Verschwörungsglaube und Gewaltaufrufe

"Querdenken" konzentriere sich in erster Linie darauf, die Verschwörungserzählung zu fördern, dass die Covid-19-Beschränkungen der deutschen Regierung Teil eines größeren Plans seien, um die Bürger ihrer Freiheiten und Grundrechte zu berauben. "Wie aus den öffentlichen Medien bekannt ist, hat diese Gruppe in Deutschland reale Gewalt gegen Menschen ausgeübt, die im Journalismus, bei der Polizei oder im Gesundheitswesen arbeiten", heißt es in einem Blogeintrag des Facebook-Managers. Facebook wolle "Querdenken" zwar nicht grundsätzlich auf der ganzen Plattform verbieten, werde aber erneut Maßnahmen ergreifen, sobald es weitere Verstöße von "Querdenken"-Anhängern entdeckt.

Die Anhänger der "Querdenken"-Initiative gehen seit Monaten gegen die staatlichen Corona-Maßnahmen auf die Straße. Bei den Demonstrationen in Berlin und anderen Städten kam es auch zu Angriffen auf Polizisten und Medienvertreter.

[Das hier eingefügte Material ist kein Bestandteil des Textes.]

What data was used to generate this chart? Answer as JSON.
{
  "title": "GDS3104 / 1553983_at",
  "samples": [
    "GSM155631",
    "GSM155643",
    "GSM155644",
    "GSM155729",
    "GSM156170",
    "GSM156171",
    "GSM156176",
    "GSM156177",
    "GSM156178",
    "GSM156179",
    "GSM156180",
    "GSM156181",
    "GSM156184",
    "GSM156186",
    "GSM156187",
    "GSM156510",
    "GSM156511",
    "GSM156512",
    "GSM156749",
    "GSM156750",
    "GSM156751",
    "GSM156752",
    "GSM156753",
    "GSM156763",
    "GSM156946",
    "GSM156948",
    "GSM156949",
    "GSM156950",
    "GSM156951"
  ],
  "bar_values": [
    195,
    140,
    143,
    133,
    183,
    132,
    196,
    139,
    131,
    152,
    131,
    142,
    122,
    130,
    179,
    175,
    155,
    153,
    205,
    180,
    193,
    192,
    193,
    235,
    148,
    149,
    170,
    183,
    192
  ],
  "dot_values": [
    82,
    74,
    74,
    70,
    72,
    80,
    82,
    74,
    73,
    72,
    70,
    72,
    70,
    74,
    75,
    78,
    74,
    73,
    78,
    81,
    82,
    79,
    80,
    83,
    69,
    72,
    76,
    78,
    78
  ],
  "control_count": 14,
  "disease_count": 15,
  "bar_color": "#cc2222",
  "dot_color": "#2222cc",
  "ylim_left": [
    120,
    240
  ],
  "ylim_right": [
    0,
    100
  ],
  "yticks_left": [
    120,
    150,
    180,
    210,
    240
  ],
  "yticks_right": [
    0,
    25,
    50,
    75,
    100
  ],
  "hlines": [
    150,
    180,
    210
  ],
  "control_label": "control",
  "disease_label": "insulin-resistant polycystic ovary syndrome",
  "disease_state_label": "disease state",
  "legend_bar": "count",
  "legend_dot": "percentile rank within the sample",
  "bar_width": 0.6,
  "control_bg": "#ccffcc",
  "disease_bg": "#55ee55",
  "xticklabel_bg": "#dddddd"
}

Die Bewegung wird inzwischen von verschiedenen Landesverfassungsschutzämtern beobachtet. Das Bundesamt für Verfassungsschutz hat die Szene als "Sammelbeobachtungsobjekt" im Visier, ähnlich wie beim Salafismus. Bei der Überwachung können auch geheimdienstliche Mittel eingesetzt werden sowie Bankkonten und Finanzströme zwischen den Akteuren durchleuchtet werden.

Ende Mai hatte bereits die Video-Plattform Youtube den Kanal "Querdenken 711" gelöscht. Ein Google-Sprecher warf damals der umstrittenen Gruppierung vor, gegen die Youtube-Richtlinien für Fehlinformationen verstoßen zu haben. Michael Ballweg, Sprecher von "Querdenken 711", bestritt die Vorwürfe und kündigte an, auf eine dezentrale Alternative zu Youtube ausweichen zu wollen. In den sozialen Netzwerken ist "Querdenken" mittlerweile vor allem beim Messenger-Dienst Telegram unterwegs, der selbst extremistische Inhalte nicht löscht.